Keeping it Simple -- Jen Doktorski
In the spirit of the authors, writers, and mentors whose writing advice I’m most grateful for, I’m going to keep this short and simple.
1. Start with what you love. If you get bored, so will your reader.
2. Squeeze out the water words. The clutter. (Thank you, William Zinsser.)
3. Use “say” or “said” for dialogue tags. No “whispers,” “uttereds,” or “shouteds,” and don’t modify the tag with an adverb. That brings me to my next three bits of advice. (Thank you, Elmore Leonard.)
4. Use active verbs.
5. Don’t use adverbs. Anywhere. Pick a better verb. (See No. 4). If you find yourself needing to modify a verb, you picked the wrong one. Or you’re being lazy.

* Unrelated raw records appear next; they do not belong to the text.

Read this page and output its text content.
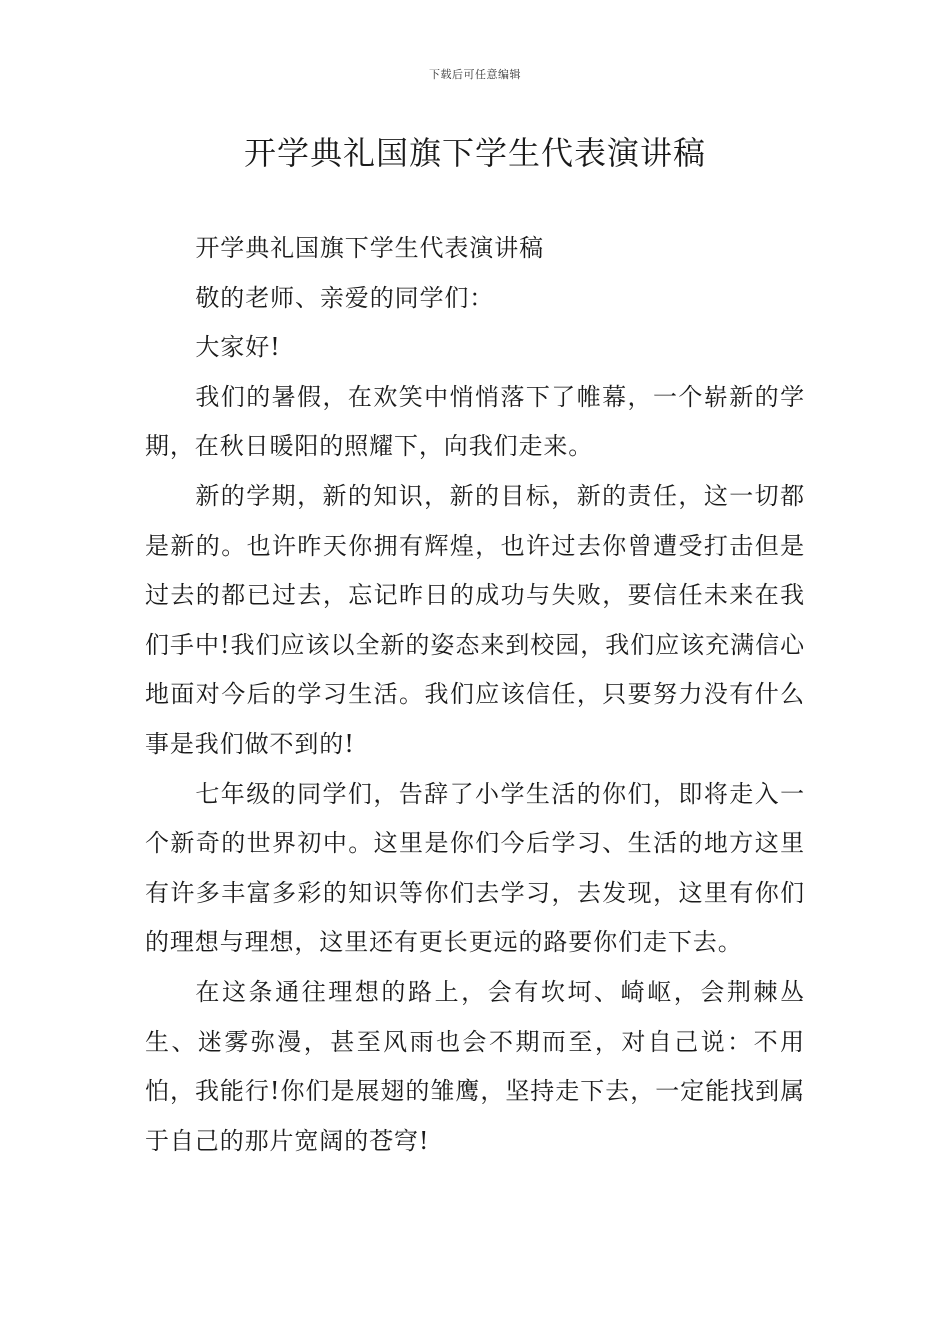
下载后可任意编辑
开学典礼国旗下学生代表演讲稿

开学典礼国旗下学生代表演讲稿

敬的老师、亲爱的同学们：

大家好!

我们的暑假，在欢笑中悄悄落下了帷幕，一个崭新的学期，在秋日暖阳的照耀下，向我们走来。

新的学期，新的知识，新的目标，新的责任，这一切都是新的。也许昨天你拥有辉煌，也许过去你曾遭受打击但是过去的都已过去，忘记昨日的成功与失败，要信任未来在我们手中!我们应该以全新的姿态来到校园，我们应该充满信心地面对今后的学习生活。我们应该信任，只要努力没有什么事是我们做不到的!

七年级的同学们，告辞了小学生活的你们，即将走入一个新奇的世界初中。这里是你们今后学习、生活的地方这里有许多丰富多彩的知识等你们去学习，去发现，这里有你们的理想与理想，这里还有更长更远的路要你们走下去。

在这条通往理想的路上，会有坎坷、崎岖，会荆棘丛生、迷雾弥漫，甚至风雨也会不期而至，对自己说：不用怕，我能行!你们是展翅的雏鹰，坚持走下去，一定能找到属于自己的那片宽阔的苍穹!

6. Dialogue is more than two people talking. It should convey emotion, backstory, or foreshadowing, and reveal something about the character speaking. The reader should know who’s talking even without a tag, which is why “said” or “say” has got you covered. Let the dialogue speak for itself. (Thank you, Jane Austen and Aaron Sorkin.)
7. Search your manuscript for the word “feel” or “felt” and then describe the way your character is feeling or felt. It’s more powerful than having them say “I feel….” (Thank you, Judy Blume.)
8. Butt in chair. Don’t wait for the muse to strike you. If you show up in said chair every day at the same time ready to write, the muse will know where to find you. (Thank you, Anne Lamott and Stephen King.
9. Good writing is hard work. Don’t give up. (Thank you, just about everyone who’s ever tried this gig.)